The Correct Option is C

Step 1: Understanding the Concept:
This is a Data Sufficiency problem involving sets. We need to find the number of elements in the intersection of three sets: Girls, Diving Team members, and Swim Team members.
Step 2: Key Formula or Approach:
We can use the Principle of Inclusion-Exclusion for sets. For two groups (in this case, girls on the Diving Team and girls on the Swim Team), the formula is:
Total Girls = (Girls on Diving Team) + (Girls on Swim Team) - (Girls on BOTH teams)
Let \(G_D\) be the number of girls on the Diving Team.
Let \(G_S\) be the number of girls on the Swim Team.
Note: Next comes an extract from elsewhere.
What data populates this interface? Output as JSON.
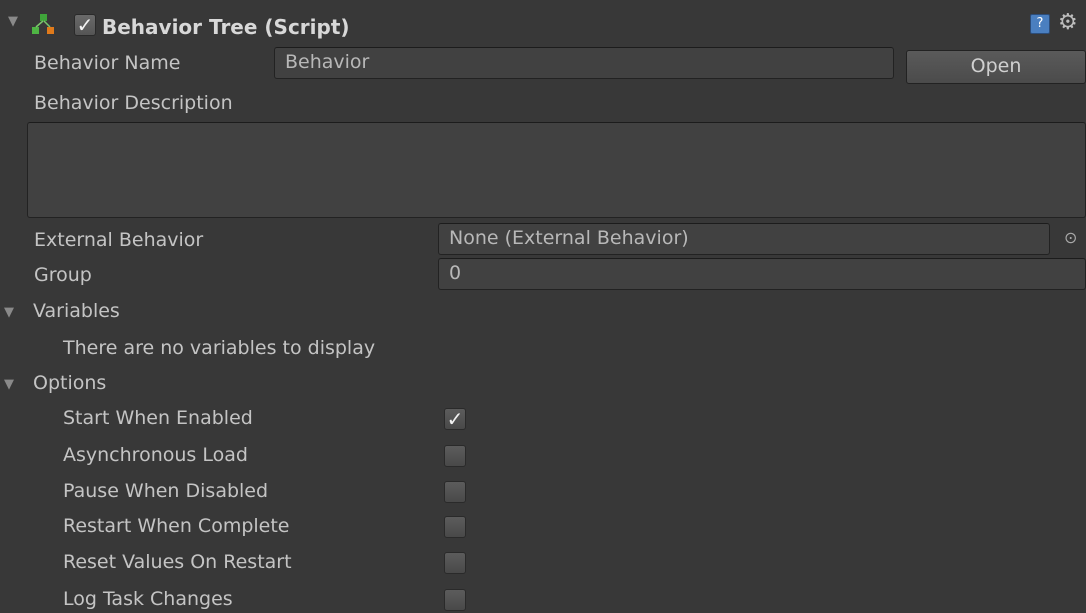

Let \(G_{Both}\) be the number of girls on both teams (this is what we need to find).
Let \(G_{Total}\) be the total number of distinct girls across both teams.
The formula is: \(G_{Total} = G_D + G_S - G_{Both}\).
Step 3: Detailed Explanation:
Analyzing Statement (1):
"At a joint meeting of the Diving and Swim Teams, no members were absent and 18 girls were present."
This tells us the total number of unique girls in the union of the two teams. So, \(G_{Total} = 18\).
Our formula becomes: \(18 = G_D + G_S - G_{Both}\).
We have one equation with three unknowns (\(G_D\), \(G_S\), and \(G_{Both}\)). We cannot solve for \(G_{Both}\).
Statement (1) is not sufficient.
Analyzing Statement (2):
"The Diving Team has 27 members, one-third of whom are girls, and the Swim Team has 24 members, half of whom are girls."
From this, we can calculate \(G_D\) and \(G_S\).
Number of girls on Diving Team: \(G_D = \frac{1}{3} \times 27 = 9\).
Number of girls on Swim Team: \(G_S = \frac{1}{2} \times 24 = 12\).
This gives us the number of girls on each team, but we don't know the total number of girls or how many are on both teams. For example, all 9 girls from the Diving Team could also be on the Swim Team, or none of them could be.
Statement (2) is not sufficient.
Analyzing Both Statements Together:
From statement (1), we have the equation: \(G_{Total} = G_D + G_S - G_{Both}\), with \(G_{Total} = 18\).
From statement (2), we have the values: \(G_D = 9\) and \(G_S = 12\).
Now we can substitute these values into the equation:
\[ 18 = 9 + 12 - G_{Both} \] \[ 18 = 21 - G_{Both} \] \[ G_{Both} = 21 - 18 \] \[ G_{Both} = 3 \] Together, the statements allow us to find a unique value for the number of girls on both teams.
Therefore, the statements together are sufficient.
Step 4: Final Answer:
Neither statement alone is sufficient, but both statements together are sufficient.